Par Brunelle TCHOBO
Annoncée le 11 mai 2026 à Nairobi, en marge de l’Africa Forward 2026, cette opération structurée sous forme de transaction croisée entre l’euro et le franc Cfa est présentée comme une première mondiale par son ambition et son mécanisme innovant.
Structurée par la société Galite, cette opération vise à répondre aux défis actuels liés à la réforme de l’architecture financière mondiale. Elle doit permettre d’élargir l’accès au marché du franc Cfa (XOF), de soutenir les réserves de change de la zone UEMOA et de financer des projets structurants portés par le secteur privé.
Un mécanisme destiné à renforcer la résilience économique
Selon les deux institutions, cette transaction financière doit contribuer à diversifier les sources de financement des entreprises locales tout en renforçant la stabilité macroéconomique de la région. Les ressources mobilisées serviront notamment à soutenir des projets à fort impact économique et social ainsi que la création d’emplois dans les pays de l’Union économique et monétaire ouest-africaine.

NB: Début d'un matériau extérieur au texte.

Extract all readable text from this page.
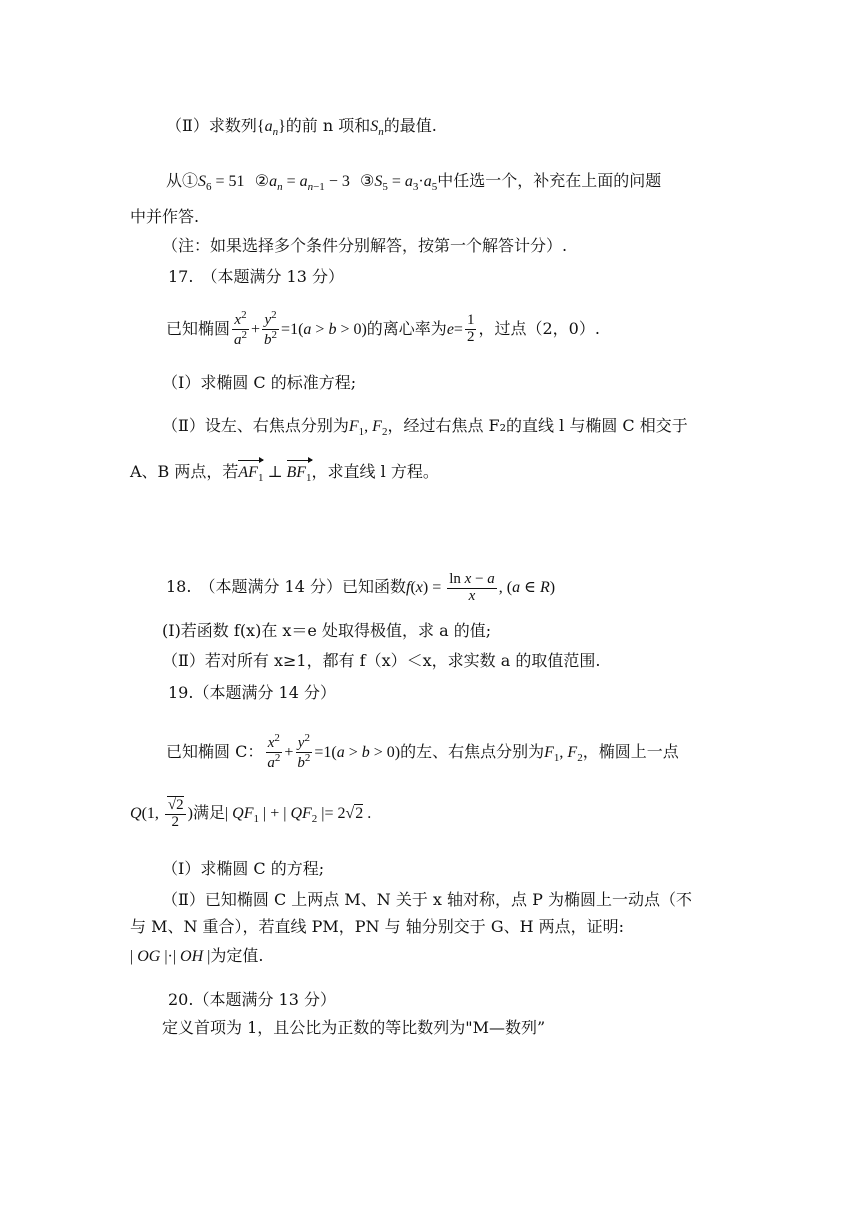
（Ⅱ）求数列$\{a_n\}$的前 n 项和$S_n$的最值.
从$①S_6 = 51$  $②a_n = a_{n-1} - 3$  $③S_5 = a_3\cdot a_5$中任选一个，补充在上面的问题
中并作答.
（注：如果选择多个条件分别解答，按第一个解答计分）.
17.　（本题满分 13 分）
已知椭圆 $\frac{x^2}{a^2} + \frac{y^2}{b^2} =1(a > b > 0)$的离心率为$e= \frac{1}{2}$ ，过点（2，0）.
（Ⅰ）求椭圆 C 的标准方程;
（Ⅱ）设左、右焦点分别为$F_1$, $F_2$，经过右焦点 F₂的直线 l 与椭圆 C 相交于
A、B 两点，若$AF_1$ ⊥ $BF_1$，求直线 l 方程。
18.　（本题满分 14 分）已知函数$f(x) = \frac{\text{ln x − a}}{x}$ , (a ∈ R)
(Ⅰ)若函数 f(x)在 x＝e 处取得极值，求 a 的值;
（Ⅱ）若对所有 x≥1，都有 f（x）＜x，求实数 a 的取值范围.
19.（本题满分 14 分）
已知椭圆 C： $\frac{x^2}{a^2} + \frac{y^2}{b^2} =1(a > b > 0)$的左、右焦点分别为$F_1$, $F_2$，椭圆上一点
Q(1, $\frac{√2}{2}$ )满足| $QF_1$ | + | $QF_2$ |= 2√2 .
（I）求椭圆 C 的方程;
（Ⅱ）已知椭圆 C 上两点 M、N 关于 x 轴对称，点 P 为椭圆上一动点（不
与 M、N 重合），若直线 PM，PN 与 轴分别交于 G、H 两点，证明:
| OG |·| OH |为定值.
20.（本题满分 13 分）
定义首项为 1，且公比为正数的等比数列为"M—数列”
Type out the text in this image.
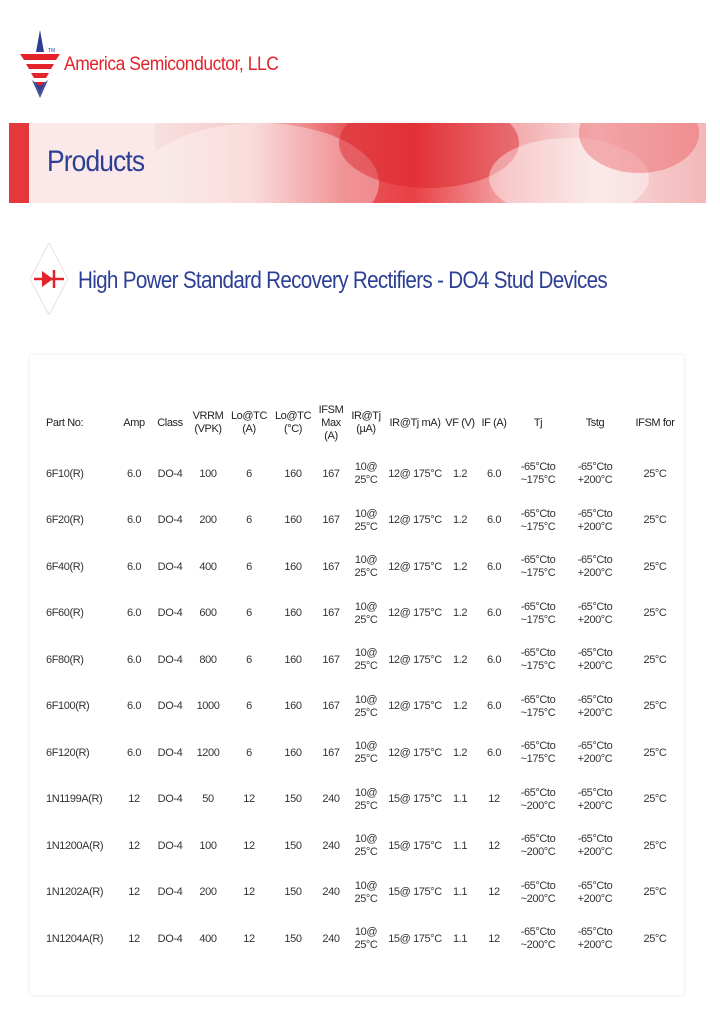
TM
America Semiconductor, LLC
Products
High Power Standard Recovery Rectifiers - DO4 Stud Devices
Part No:	Amp	Class	VRRM (VPK)	Lo@TC (A)	Lo@TC (°C)	IFSM Max (A)	IR@Tj (µA)	IR@Tj mA)	VF (V)	IF (A)	Tj	Tstg	IFSM for
6F10(R)	6.0	DO-4	100	6	160	167	10@ 25°C	12@ 175°C	1.2	6.0	-65°Cto ~175°C	-65°Cto +200°C	25°C
6F20(R)	6.0	DO-4	200	6	160	167	10@ 25°C	12@ 175°C	1.2	6.0	-65°Cto ~175°C	-65°Cto +200°C	25°C
6F40(R)	6.0	DO-4	400	6	160	167	10@ 25°C	12@ 175°C	1.2	6.0	-65°Cto ~175°C	-65°Cto +200°C	25°C
6F60(R)	6.0	DO-4	600	6	160	167	10@ 25°C	12@ 175°C	1.2	6.0	-65°Cto ~175°C	-65°Cto +200°C	25°C
6F80(R)	6.0	DO-4	800	6	160	167	10@ 25°C	12@ 175°C	1.2	6.0	-65°Cto ~175°C	-65°Cto +200°C	25°C
6F100(R)	6.0	DO-4	1000	6	160	167	10@ 25°C	12@ 175°C	1.2	6.0	-65°Cto ~175°C	-65°Cto +200°C	25°C
6F120(R)	6.0	DO-4	1200	6	160	167	10@ 25°C	12@ 175°C	1.2	6.0	-65°Cto ~175°C	-65°Cto +200°C	25°C
1N1199A(R)	12	DO-4	50	12	150	240	10@ 25°C	15@ 175°C	1.1	12	-65°Cto ~200°C	-65°Cto +200°C	25°C
1N1200A(R)	12	DO-4	100	12	150	240	10@ 25°C	15@ 175°C	1.1	12	-65°Cto ~200°C	-65°Cto +200°C	25°C
1N1202A(R)	12	DO-4	200	12	150	240	10@ 25°C	15@ 175°C	1.1	12	-65°Cto ~200°C	-65°Cto +200°C	25°C
1N1204A(R)	12	DO-4	400	12	150	240	10@ 25°C	15@ 175°C	1.1	12	-65°Cto ~200°C	-65°Cto +200°C	25°C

La directrice générale de PROPARCO, Françoise Lombard, a salué une initiative qui marque « une étape majeure » dans le financement de l’économie africaine, particulièrement dans l’espace UEMOA. Elle estime que cette opération permettra d’accroître la mobilisation de ressources en monnaie locale au profit du secteur privé et des économies régionales.
« Cette initiative s’inscrit pleinement dans la dynamique de réforme de l’architecture du financement du développement », a-t-elle déclaré. Elle a souligné la volonté commune des deux partenaires d’accompagner durablement les entreprises de la région grâce à davantage de prêts en francs Cfa.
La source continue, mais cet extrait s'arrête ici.